En 1958, les attentats dirigés spécialement contre les Juifs diminuent. En février, deux shelihim (" émissaires ") israéliens, Raphaél Bengherra et Yaacov Hassan, qui dirige le département de l'émigration à Alger, venus en Algérie pour préparer l'aliyah (la montée en Israël), sont enlevés entre Tiaret et Aflou par le FLN. Me Ahmed Boumendjel parlant au nom du FLN affirme que les Israéliens, étrangers au conflit, seront bientôt libérés. En mai, leurs corps sont identifiés dans un charnier FLN près d'Aflou. En septembre, une grenade est lancée dans la synagogue de Boghari lors de l'office de la fête de Soukkot (Cabanes), faisant un mort et onze blessés. Un responsable de la communauté déclare : " Il est, tout au moins pour le moment, difficile sinon impossible de situer le caractère de cet inqualifiable attentat d'autant que sur le plan local il ne paraît pas être le signe tangible d'un mauvais climat entre groupements ethniques ou confessionnels ". L'année 1959 est paisible quand, à la veille de Yom Kippour, une grenade lancée dans la synagogue de Bou Saada tue la petite fille du rabbin âgée de six ans et demi et blesse plusieurs personnes. C'est le début spectaculaire de la reprise des attentats. En décembre 1960, la grande synagogue d'Alger dans la haute Casbah est saccagée au cours d'émeutes : le mobilier est brisé, tous les rouleaux de la Loi sont profanés, déchirés, piétinés. Parmi eux, un Sefer Torah qui aurait été rapporté par des Juifs d'Espagne lors de leur établissement en 1391 ou au cours du XVè siècle. Les grilles sont arrachées, le drapeau vert et blanc du nationalisme algérien est hissé sur l'édifice et les murs sont maculés d'inscriptions dont l'une dit : "Mort auxJ uifs ", surmontée d'une croix gammée. Pourtant, lors de cette émeute, les musulmans manifestent leur sympathie à leurs voisins juifs, les assurant de leur protection.

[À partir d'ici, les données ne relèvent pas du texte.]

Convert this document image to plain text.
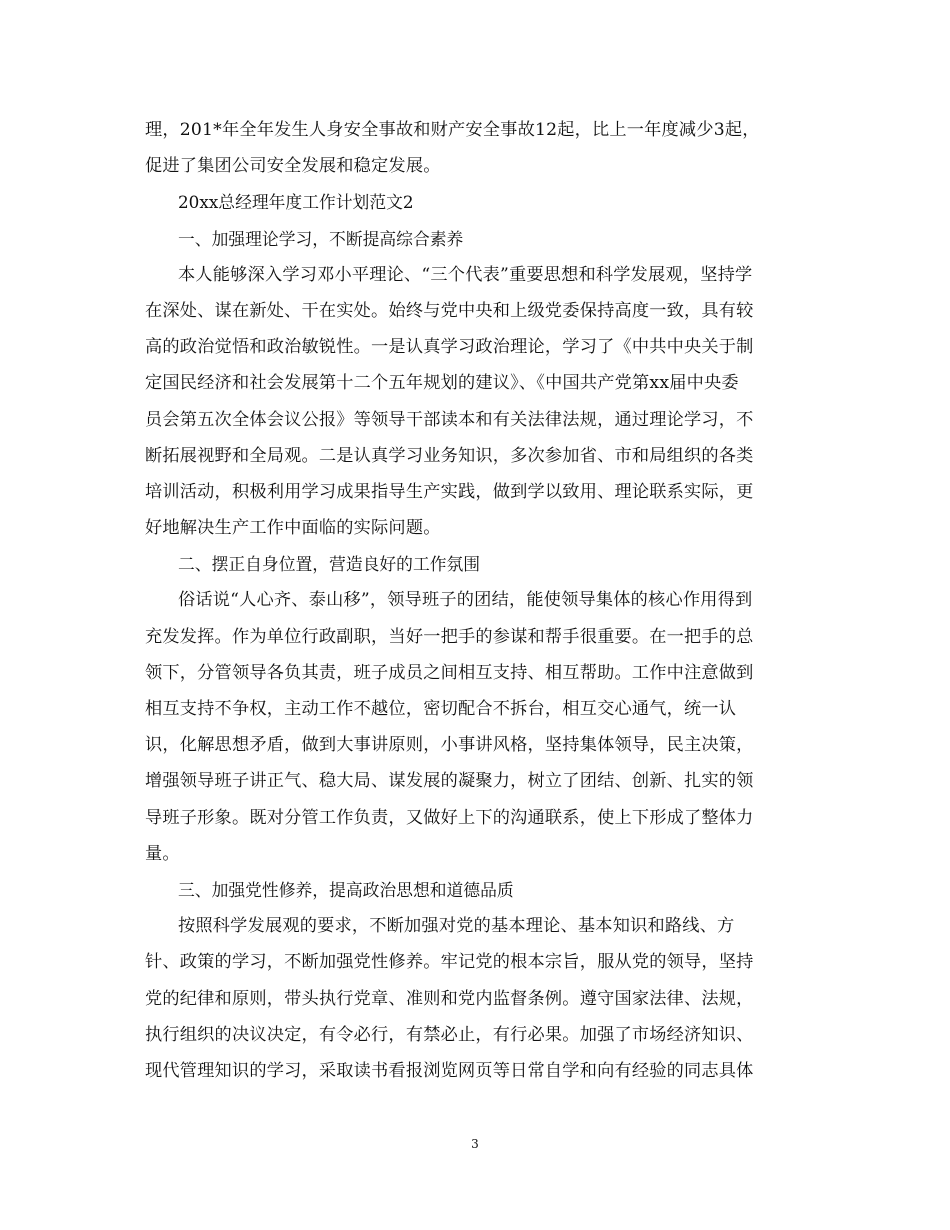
理，201*年全年发生人身安全事故和财产安全事故12起，比上一年度减少3起，
促进了集团公司安全发展和稳定发展。
20xx总经理年度工作计划范文2
一、加强理论学习，不断提高综合素养
本人能够深入学习邓小平理论、“三个代表”重要思想和科学发展观，坚持学
在深处、谋在新处、干在实处。始终与党中央和上级党委保持高度一致，具有较
高的政治觉悟和政治敏锐性。一是认真学习政治理论，学习了《中共中央关于制
定国民经济和社会发展第十二个五年规划的建议》、《中国共产党第xx届中央委
员会第五次全体会议公报》等领导干部读本和有关法律法规，通过理论学习，不
断拓展视野和全局观。二是认真学习业务知识，多次参加省、市和局组织的各类
培训活动，积极利用学习成果指导生产实践，做到学以致用、理论联系实际，更
好地解决生产工作中面临的实际问题。
二、摆正自身位置，营造良好的工作氛围
俗话说“人心齐、泰山移”，领导班子的团结，能使领导集体的核心作用得到
充发发挥。作为单位行政副职，当好一把手的参谋和帮手很重要。在一把手的总
领下，分管领导各负其责，班子成员之间相互支持、相互帮助。工作中注意做到
相互支持不争权，主动工作不越位，密切配合不拆台，相互交心通气，统一认
识，化解思想矛盾，做到大事讲原则，小事讲风格，坚持集体领导，民主决策，
增强领导班子讲正气、稳大局、谋发展的凝聚力，树立了团结、创新、扎实的领
导班子形象。既对分管工作负责，又做好上下的沟通联系，使上下形成了整体力
量。
三、加强党性修养，提高政治思想和道德品质
按照科学发展观的要求，不断加强对党的基本理论、基本知识和路线、方
针、政策的学习，不断加强党性修养。牢记党的根本宗旨，服从党的领导，坚持
党的纪律和原则，带头执行党章、准则和党内监督条例。遵守国家法律、法规，
执行组织的决议决定，有令必行，有禁必止，有行必果。加强了市场经济知识、
现代管理知识的学习，采取读书看报浏览网页等日常自学和向有经验的同志具体
3
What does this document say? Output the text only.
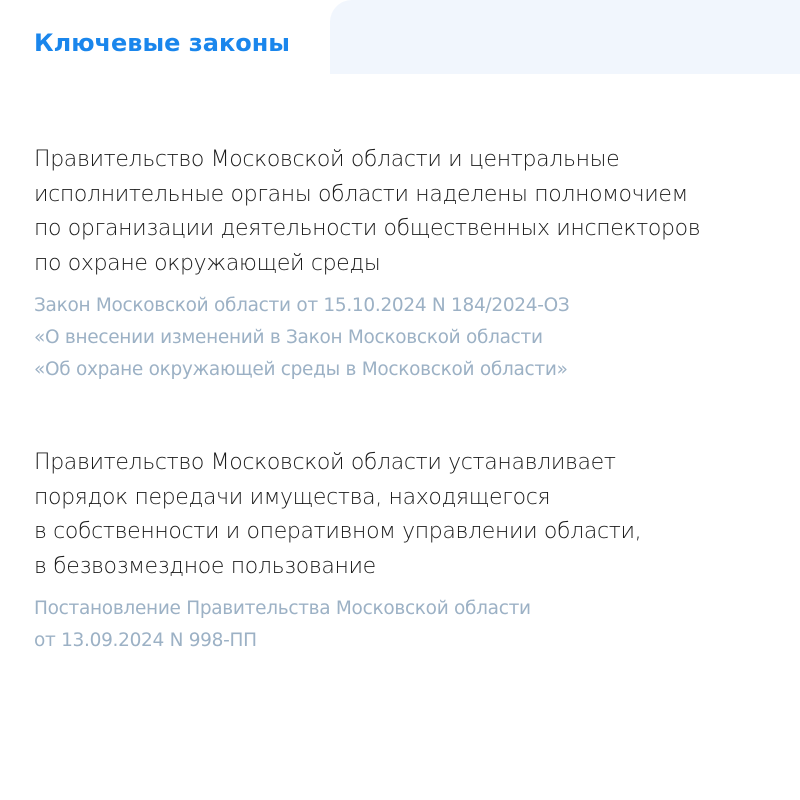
Ключевые законы

Правительство Московской области и центральные
исполнительные органы области наделены полномочием
по организации деятельности общественных инспекторов
по охране окружающей среды

Закон Московской области от 15.10.2024 N 184/2024-ОЗ
«О внесении изменений в Закон Московской области
«Об охране окружающей среды в Московской области»

Правительство Московской области устанавливает
порядок передачи имущества, находящегося
в собственности и оперативном управлении области,
в безвозмездное пользование

Постановление Правительства Московской области
от 13.09.2024 N 998-ПП
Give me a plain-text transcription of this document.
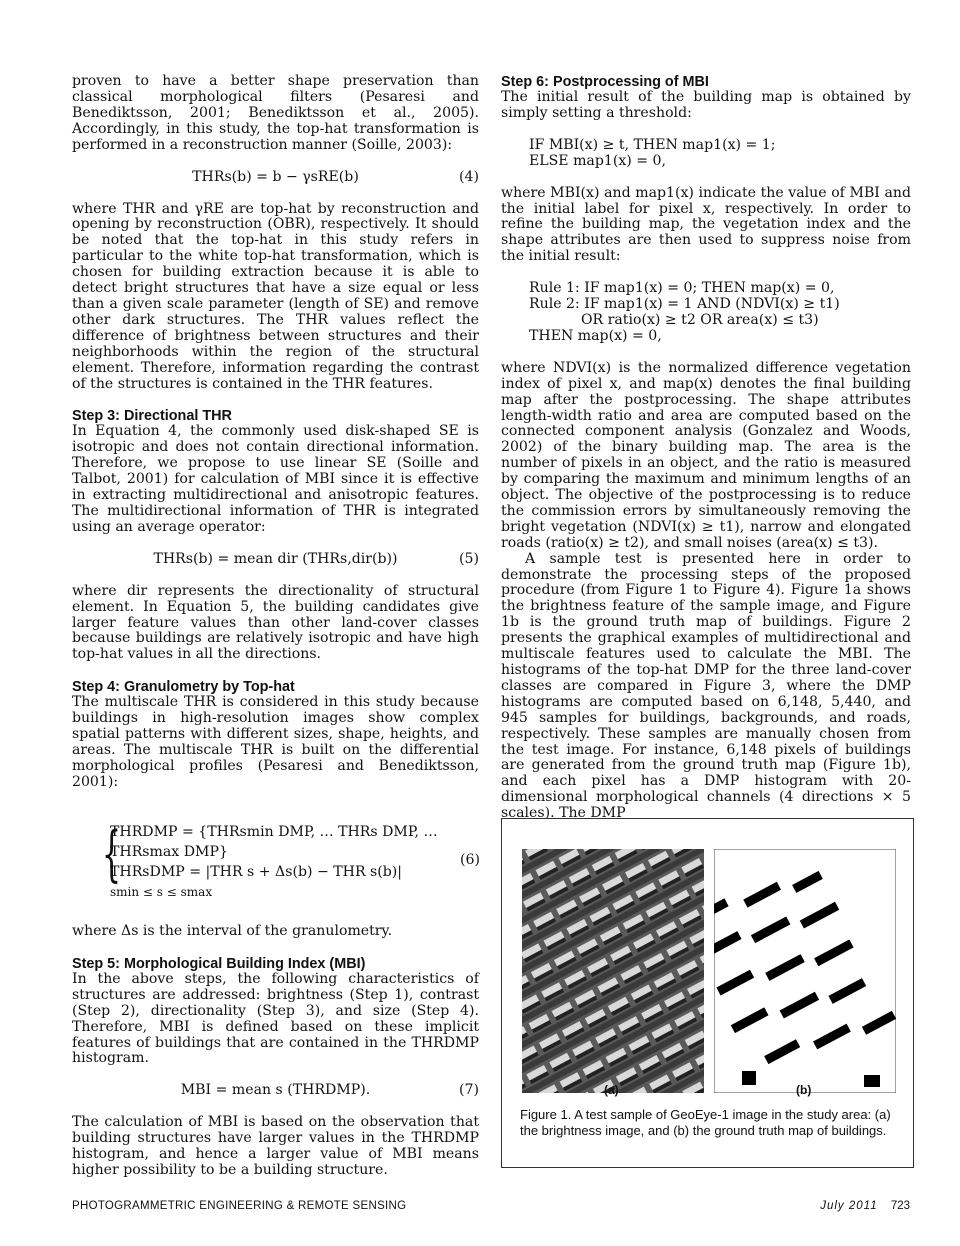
proven to have a better shape preservation than classical morphological filters (Pesaresi and Benediktsson, 2001; Benediktsson et al., 2005). Accordingly, in this study, the top-hat transformation is performed in a reconstruction manner (Soille, 2003):

THRs(b) = b − γsRE(b)	(4)

where THR and γRE are top-hat by reconstruction and opening by reconstruction (OBR), respectively. It should be noted that the top-hat in this study refers in particular to the white top-hat transformation, which is chosen for building extraction because it is able to detect bright structures that have a size equal or less than a given scale parameter (length of SE) and remove other dark structures. The THR values reflect the difference of brightness between structures and their neighborhoods within the region of the structural element. Therefore, information regarding the contrast of the structures is contained in the THR features.

Step 3: Directional THR

In Equation 4, the commonly used disk-shaped SE is isotropic and does not contain directional information. Therefore, we propose to use linear SE (Soille and Talbot, 2001) for calculation of MBI since it is effective in extracting multidirectional and anisotropic features. The multidirectional information of THR is integrated using an average operator:

THRs(b) = mean dir (THRs,dir(b))	(5)

where dir represents the directionality of structural element. In Equation 5, the building candidates give larger feature values than other land-cover classes because buildings are relatively isotropic and have high top-hat values in all the directions.

Step 4: Granulometry by Top-hat

The multiscale THR is considered in this study because buildings in high-resolution images show complex spatial patterns with different sizes, shape, heights, and areas. The multiscale THR is built on the differential morphological profiles (Pesaresi and Benediktsson, 2001):

{
THRDMP = {THRsmin DMP, … THRs DMP, … THRsmax DMP}
THRsDMP = |THR s + Δs(b) − THR s(b)|
smin ≤ s ≤ smax
(6)

where Δs is the interval of the granulometry.

Step 5: Morphological Building Index (MBI)

In the above steps, the following characteristics of structures are addressed: brightness (Step 1), contrast (Step 2), directionality (Step 3), and size (Step 4). Therefore, MBI is defined based on these implicit features of buildings that are contained in the THRDMP histogram.

MBI = mean s (THRDMP).	(7)

The calculation of MBI is based on the observation that building structures have larger values in the THRDMP histogram, and hence a larger value of MBI means higher possibility to be a building structure.

Step 6: Postprocessing of MBI

The initial result of the building map is obtained by simply setting a threshold:

IF MBI(x) ≥ t, THEN map1(x) = 1;
ELSE map1(x) = 0,

where MBI(x) and map1(x) indicate the value of MBI and the initial label for pixel x, respectively. In order to refine the building map, the vegetation index and the shape attributes are then used to suppress noise from the initial result:

Rule 1: IF map1(x) = 0; THEN map(x) = 0,
Rule 2: IF map1(x) = 1 AND (NDVI(x) ≥ t1)
OR ratio(x) ≥ t2 OR area(x) ≤ t3)
THEN map(x) = 0,

where NDVI(x) is the normalized difference vegetation index of pixel x, and map(x) denotes the final building map after the postprocessing. The shape attributes length-width ratio and area are computed based on the connected component analysis (Gonzalez and Woods, 2002) of the binary building map. The area is the number of pixels in an object, and the ratio is measured by comparing the maximum and minimum lengths of an object. The objective of the postprocessing is to reduce the commission errors by simultaneously removing the bright vegetation (NDVI(x) ≥ t1), narrow and elongated roads (ratio(x) ≥ t2), and small noises (area(x) ≤ t3).

A sample test is presented here in order to demonstrate the processing steps of the proposed procedure (from Figure 1 to Figure 4). Figure 1a shows the brightness feature of the sample image, and Figure 1b is the ground truth map of buildings. Figure 2 presents the graphical examples of multidirectional and multiscale features used to calculate the MBI. The histograms of the top-hat DMP for the three land-cover classes are compared in Figure 3, where the DMP histograms are computed based on 6,148, 5,440, and 945 samples for buildings, backgrounds, and roads, respectively. These samples are manually chosen from the test image. For instance, 6,148 pixels of buildings are generated from the ground truth map (Figure 1b), and each pixel has a DMP histogram with 20-dimensional morphological channels (4 directions × 5 scales). The DMP

(a)	(b)
Figure 1. A test sample of GeoEye-1 image in the study area: (a) the brightness image, and (b) the ground truth map of buildings.
PHOTOGRAMMETRIC ENGINEERING & REMOTE SENSING	July 2011 723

En 1961, les "ultras" du GPRA s'attaquent à la conquête du pouvoir. Ils veulent vider l'Algérie de tout ce qui n'est pas "arabe". Des ordres venus du Caire ou de Tripoli incitent à "frapper les Européens, frapper les Juifs, qu'ils prennent peur et s'enfuient". À partir de juin, les attentats s'intensifient. Ferhat Abbas, chassé de la direction du GPRA en août, et de retour en Algérie, en 1962, après six ans d'absence, tombera dans les bras d'lie Stora, adjoint au maire de Khenchala, qui lui dira:
" Maintenant, Ferhat, tu vas nous construire notre belle Algérie ". En mai 1961,un groupe de "patriotes algériens juifs" publie dans la revue du MRAP, Droit et Liberté, un article sur l'épanouissement que promet aux Juifs l'Algérie future : " Regardez combien sont estimés ceux d'entre vous qui ont enrichi le patrimoine culturel algérien. Le chanteur et musicien constantinois Raymond n' est-il pas cher aux yeux des musulmans ? Ils l'aiment parce qu'il a contribué à conserver et enrichir le folklore algérien que les colonialistes ont voulu étouffer". Le 22 juin, Raymond (Raymond Leyris), beau-père d'Enrico Macias, est abattu place Négrier, au cœur du quartier juif constantinois, d'une balle de neuf millimètres tirée dans la nuque.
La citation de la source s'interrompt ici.